Thursday, January 07, 2010

The Fallout from The Crotch Bomber Continues

President Obama is scheduled to address the nation in about an hour about the security failures leading to the crotch bomber's attempted terrorist attack on Christmas will be interesting to see how he attempts to pick up the pieces.

Obama's National Security Advisor James Jones went public, promising the public that they would feel 'a certain shock'when they read the unclassified report of what went on.

I personally doubt there will be much meat there, because actually identifying the problem with an eye towards solving it in the future would be inconvenient and put the Obama Administration and its policies in a particularly bad light.

For instance, the headlong rush to mirandize Abdulmutallab and allow him to lawyer up so quickly probably squandered an opportunity to gain more intelligence from him about al Qaeda, and about his network in Yemen in particular. Obama Administration spokesmouths are trying to spin this, saying Abdulmutallab provided intelligence before he stopped cooperating with the FBI interrogation team after a few hours, but they're obviously trying to cover themselves in a difficult situation.First of all, anyone who followed this situation live knows that there was very little real interrogation time, and certainly not enough to garner anything much of value. And given the Obama Administration's policy and treatment of those charged with the responsibility of interrogating terrorists, do you really think any of those FBI agents were going to risk their jobs doing anything but going through the motions?

One thing I had to shake my head over was the factoid that US security officials apparently discovered the intel that Abdulmutallab was a possible security risk while he was on the plane, en route to Detroit. Yet they did not alert the personnel on the aircraft, preferring to wait until the plane landed to subject Abdulmutallab to 'secondary inspection', whatever that quaint phrase means.

Chew over that a minute. For the sake of political correctness and to avoid any appearance of profiling or violating a potential terrorist's 'rights', the men charged with America's security were prepared to let all 300 passengers and crew on Flight 253 die horribly, as well as an untold amount on the ground from the debris, as my friend Gerard points out.

If that had been an El Al flight. I guarantee you Abdulmutallab would have been restrained or otherwise rendered harmless by the security personnel on the aircraft before his hands got anywhere near his underwear.And that's assuming he managed to get on the plane in the first place.

Speaking of El Al, the US Department of Homeland Security went where it frequently goes for assistance on these matters... they asked our ally Israel for help, which is definitely a step in the right direction.

What the Israelis will undoubtedly tell them is that airport security is dependent not on technology, but on highly motivated and trained personnel committed to keeping passengers safe no matter what.

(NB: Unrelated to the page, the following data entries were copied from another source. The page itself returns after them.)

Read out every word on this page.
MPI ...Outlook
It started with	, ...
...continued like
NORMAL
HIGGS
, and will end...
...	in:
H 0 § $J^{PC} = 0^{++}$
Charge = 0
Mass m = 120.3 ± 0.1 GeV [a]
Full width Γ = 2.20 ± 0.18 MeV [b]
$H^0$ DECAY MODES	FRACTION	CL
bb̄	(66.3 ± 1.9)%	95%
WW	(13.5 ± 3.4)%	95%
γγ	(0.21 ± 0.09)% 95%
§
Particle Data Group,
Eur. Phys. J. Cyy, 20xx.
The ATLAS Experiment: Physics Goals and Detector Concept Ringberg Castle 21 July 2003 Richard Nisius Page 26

As a commenter on this blog put it, they will tell the DHS to stop looking for bombs and start looking for terrorists.

I have some doubts about whether the Obama Administration is willing to do what it would take to implement that policy, but we'll see.

For one thing, it would mean phasing out most of the current TSA personnel, let alone allowing them to unionize and fester. It would also require profiling and a much more practical attitude towards inconveniencing security risks as opposed to concentrating equally on everybody to keep organizations like CAIR happy.

Doing that would go against the political grain of the Obama Administration, but it would go a long way towards making sure that American air travel is not targeted by jihad terrorism.